La luna
estaba a punto de salir. Nervioso, comprobó que todos los cerrojos de la puerta
estuvieran echados y la ventana tapiada. De repente, un latigazo de dolor lo
dejó postrado en el suelo. Ya empezaba. Sus escuálidos músculos se fueron
hinchando grotescamente, su pálida piel se fue cubriendo por un vello más y más
espeso, que se fue extendiendo por todo su cuerpo. Un dolor lacerante le
recorrió la columna, obligándole a encorvarse y apoyar sus manos, ahora ya casi
garras, en el suelo.
Escrutó
con sus ojos amarillos la estancia a oscuras. No había absolutamente nada. Se
lanzó furioso contra la puerta, arañándola hasta que las garras le sangraron.

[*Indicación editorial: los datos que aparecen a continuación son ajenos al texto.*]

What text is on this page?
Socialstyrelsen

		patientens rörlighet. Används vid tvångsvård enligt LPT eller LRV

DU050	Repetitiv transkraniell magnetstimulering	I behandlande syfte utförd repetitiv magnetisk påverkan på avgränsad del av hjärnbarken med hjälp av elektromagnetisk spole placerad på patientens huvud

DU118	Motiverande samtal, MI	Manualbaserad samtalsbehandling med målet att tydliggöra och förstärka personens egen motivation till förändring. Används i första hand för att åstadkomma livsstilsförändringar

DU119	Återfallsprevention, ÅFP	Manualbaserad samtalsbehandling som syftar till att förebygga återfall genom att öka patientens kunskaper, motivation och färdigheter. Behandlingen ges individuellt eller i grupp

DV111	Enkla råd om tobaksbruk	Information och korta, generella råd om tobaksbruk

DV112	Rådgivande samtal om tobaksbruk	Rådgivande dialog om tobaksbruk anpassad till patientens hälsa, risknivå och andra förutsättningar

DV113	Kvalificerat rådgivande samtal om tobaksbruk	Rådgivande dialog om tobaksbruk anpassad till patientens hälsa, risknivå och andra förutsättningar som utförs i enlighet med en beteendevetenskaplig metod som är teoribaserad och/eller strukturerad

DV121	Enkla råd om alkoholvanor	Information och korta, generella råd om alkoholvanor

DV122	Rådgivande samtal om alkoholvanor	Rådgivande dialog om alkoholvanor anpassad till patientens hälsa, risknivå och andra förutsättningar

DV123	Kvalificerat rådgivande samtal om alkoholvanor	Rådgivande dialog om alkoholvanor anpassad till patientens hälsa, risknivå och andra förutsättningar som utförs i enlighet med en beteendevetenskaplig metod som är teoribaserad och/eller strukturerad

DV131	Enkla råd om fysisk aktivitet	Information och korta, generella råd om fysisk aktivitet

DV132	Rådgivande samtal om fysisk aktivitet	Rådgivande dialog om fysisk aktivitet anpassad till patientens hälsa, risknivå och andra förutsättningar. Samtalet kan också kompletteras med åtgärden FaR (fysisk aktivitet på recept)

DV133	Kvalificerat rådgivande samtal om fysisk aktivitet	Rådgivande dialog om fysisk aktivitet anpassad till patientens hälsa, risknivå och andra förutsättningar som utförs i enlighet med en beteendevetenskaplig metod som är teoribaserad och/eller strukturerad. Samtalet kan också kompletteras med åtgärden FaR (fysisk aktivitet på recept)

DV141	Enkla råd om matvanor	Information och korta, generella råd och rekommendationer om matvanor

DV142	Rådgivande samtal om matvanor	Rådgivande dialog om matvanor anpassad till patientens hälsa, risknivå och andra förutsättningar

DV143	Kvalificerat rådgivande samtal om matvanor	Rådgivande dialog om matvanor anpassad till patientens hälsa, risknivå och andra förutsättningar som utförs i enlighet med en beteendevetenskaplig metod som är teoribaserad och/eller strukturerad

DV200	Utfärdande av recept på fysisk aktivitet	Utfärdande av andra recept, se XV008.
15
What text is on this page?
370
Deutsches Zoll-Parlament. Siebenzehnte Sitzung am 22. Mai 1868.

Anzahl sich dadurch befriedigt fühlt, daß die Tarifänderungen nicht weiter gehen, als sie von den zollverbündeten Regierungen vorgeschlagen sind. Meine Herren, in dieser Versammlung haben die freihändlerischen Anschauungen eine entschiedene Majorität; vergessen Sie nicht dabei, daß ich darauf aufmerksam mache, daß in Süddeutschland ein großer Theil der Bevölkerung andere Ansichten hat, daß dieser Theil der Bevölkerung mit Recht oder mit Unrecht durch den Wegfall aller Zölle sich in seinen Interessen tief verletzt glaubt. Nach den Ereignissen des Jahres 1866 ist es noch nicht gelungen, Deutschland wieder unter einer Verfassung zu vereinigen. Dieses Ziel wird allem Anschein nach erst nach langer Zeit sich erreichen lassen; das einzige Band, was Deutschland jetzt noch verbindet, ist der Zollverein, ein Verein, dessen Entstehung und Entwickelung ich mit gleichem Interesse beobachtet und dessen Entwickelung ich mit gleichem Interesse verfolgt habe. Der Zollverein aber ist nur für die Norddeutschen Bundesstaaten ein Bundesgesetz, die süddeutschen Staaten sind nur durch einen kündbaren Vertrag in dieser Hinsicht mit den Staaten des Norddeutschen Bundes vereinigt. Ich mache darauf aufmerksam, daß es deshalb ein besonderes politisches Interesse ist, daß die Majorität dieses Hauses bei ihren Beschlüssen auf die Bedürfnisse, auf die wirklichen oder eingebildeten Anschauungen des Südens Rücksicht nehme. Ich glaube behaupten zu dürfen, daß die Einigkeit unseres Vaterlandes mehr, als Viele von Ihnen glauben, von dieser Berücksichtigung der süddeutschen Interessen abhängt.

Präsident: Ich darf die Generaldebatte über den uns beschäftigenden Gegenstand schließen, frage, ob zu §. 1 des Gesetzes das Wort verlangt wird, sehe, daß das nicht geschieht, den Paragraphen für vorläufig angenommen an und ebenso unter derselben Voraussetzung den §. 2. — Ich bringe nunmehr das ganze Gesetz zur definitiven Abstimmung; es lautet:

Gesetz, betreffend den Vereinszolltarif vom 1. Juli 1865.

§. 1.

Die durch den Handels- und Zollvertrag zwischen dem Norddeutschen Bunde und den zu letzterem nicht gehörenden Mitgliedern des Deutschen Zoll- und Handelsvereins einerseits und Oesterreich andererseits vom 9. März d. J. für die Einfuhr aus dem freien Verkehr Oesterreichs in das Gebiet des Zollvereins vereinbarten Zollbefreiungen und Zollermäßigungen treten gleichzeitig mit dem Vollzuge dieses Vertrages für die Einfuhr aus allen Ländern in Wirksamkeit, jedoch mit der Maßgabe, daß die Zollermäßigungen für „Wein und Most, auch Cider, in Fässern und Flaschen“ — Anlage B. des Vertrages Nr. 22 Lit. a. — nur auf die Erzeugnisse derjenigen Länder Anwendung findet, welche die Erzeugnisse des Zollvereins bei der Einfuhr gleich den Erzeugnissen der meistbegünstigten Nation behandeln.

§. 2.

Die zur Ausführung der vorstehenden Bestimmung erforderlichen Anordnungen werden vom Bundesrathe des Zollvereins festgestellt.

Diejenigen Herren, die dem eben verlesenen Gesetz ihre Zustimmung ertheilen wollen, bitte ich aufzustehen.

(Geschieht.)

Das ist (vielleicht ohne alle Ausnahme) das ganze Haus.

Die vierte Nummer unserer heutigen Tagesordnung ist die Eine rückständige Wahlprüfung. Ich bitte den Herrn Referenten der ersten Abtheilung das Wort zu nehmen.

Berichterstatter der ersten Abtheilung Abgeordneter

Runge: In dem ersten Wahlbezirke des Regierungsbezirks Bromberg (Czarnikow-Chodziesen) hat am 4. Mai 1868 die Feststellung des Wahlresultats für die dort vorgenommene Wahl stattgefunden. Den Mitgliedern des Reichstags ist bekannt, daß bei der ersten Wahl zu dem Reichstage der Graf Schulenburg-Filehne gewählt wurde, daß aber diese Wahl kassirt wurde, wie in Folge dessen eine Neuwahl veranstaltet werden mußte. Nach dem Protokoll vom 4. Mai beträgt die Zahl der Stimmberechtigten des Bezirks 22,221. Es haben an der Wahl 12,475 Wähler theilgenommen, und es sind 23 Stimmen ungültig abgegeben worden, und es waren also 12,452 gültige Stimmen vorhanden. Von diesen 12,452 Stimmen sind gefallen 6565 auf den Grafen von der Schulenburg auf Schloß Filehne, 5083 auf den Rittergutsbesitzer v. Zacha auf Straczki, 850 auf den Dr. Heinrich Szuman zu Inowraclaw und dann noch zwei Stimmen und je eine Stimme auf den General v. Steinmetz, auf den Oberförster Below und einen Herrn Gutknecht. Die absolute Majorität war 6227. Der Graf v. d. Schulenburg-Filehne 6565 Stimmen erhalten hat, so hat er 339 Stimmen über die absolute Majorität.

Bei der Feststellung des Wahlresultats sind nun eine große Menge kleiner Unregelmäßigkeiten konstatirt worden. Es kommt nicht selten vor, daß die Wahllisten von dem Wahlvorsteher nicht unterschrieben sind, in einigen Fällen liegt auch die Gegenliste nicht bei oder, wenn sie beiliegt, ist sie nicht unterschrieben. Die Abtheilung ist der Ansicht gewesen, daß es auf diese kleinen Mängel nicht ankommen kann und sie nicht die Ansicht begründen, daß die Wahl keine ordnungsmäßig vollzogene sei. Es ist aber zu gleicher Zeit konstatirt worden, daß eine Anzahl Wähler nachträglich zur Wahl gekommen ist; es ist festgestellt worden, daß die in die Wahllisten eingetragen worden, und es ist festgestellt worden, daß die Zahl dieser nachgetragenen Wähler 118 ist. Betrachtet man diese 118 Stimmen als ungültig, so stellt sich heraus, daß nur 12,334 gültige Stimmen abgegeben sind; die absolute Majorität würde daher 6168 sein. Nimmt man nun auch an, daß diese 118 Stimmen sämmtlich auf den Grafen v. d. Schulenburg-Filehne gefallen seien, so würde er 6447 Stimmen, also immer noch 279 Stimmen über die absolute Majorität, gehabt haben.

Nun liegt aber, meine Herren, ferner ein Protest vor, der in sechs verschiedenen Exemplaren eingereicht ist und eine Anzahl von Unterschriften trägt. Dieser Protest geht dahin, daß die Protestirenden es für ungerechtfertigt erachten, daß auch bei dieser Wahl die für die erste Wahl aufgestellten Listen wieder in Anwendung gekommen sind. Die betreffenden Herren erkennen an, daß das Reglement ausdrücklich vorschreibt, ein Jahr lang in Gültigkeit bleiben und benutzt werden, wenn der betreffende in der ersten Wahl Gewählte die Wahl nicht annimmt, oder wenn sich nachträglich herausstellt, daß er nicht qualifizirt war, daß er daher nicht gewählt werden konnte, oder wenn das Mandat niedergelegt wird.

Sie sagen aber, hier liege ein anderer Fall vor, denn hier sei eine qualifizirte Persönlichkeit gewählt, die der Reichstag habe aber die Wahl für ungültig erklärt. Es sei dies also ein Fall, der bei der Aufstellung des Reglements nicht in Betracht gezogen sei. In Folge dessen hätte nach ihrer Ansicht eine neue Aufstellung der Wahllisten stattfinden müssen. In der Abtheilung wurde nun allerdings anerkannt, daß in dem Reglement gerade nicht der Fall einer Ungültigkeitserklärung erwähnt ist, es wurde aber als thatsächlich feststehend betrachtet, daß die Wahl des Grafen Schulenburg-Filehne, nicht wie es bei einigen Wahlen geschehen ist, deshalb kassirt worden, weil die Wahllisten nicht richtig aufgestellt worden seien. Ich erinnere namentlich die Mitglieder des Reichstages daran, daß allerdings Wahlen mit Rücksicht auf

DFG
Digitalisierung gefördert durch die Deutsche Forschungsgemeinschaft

Lanzó un aullido de frustración, que retumbó dolorosamente en la pequeña
habitación sin mobiliario. Empezó a atacar los tablones que tapiaban la
ventana. Tenía un hambre atroz. Pronto se dio cuenta que por las orillas era
posible agarrar los tablones con los dientes y arrancarlos. Fue abriéndose paso
con un ansia voraz. La luz de la luna se filtraba por los huecos que iba
abriendo, animándole a seguir. Finalmente se lanzó contra el cristal de la
ventana, rompiéndolo en pedazos.
Atravesó
el cristal y cayó a la calle con una suavidad sorprendente, seguido por una
lluvia tintineante de brillantes esquirlas de cristal. Estiró su grotesco
cuerpo y se dejó embriagar por la abundancia de olores y sonidos, por la magia
de la noche. Se relamió los dientes y, con un aullido de satisfacción que
resonó bajo la mirada de la luna, se lanzó a la caza.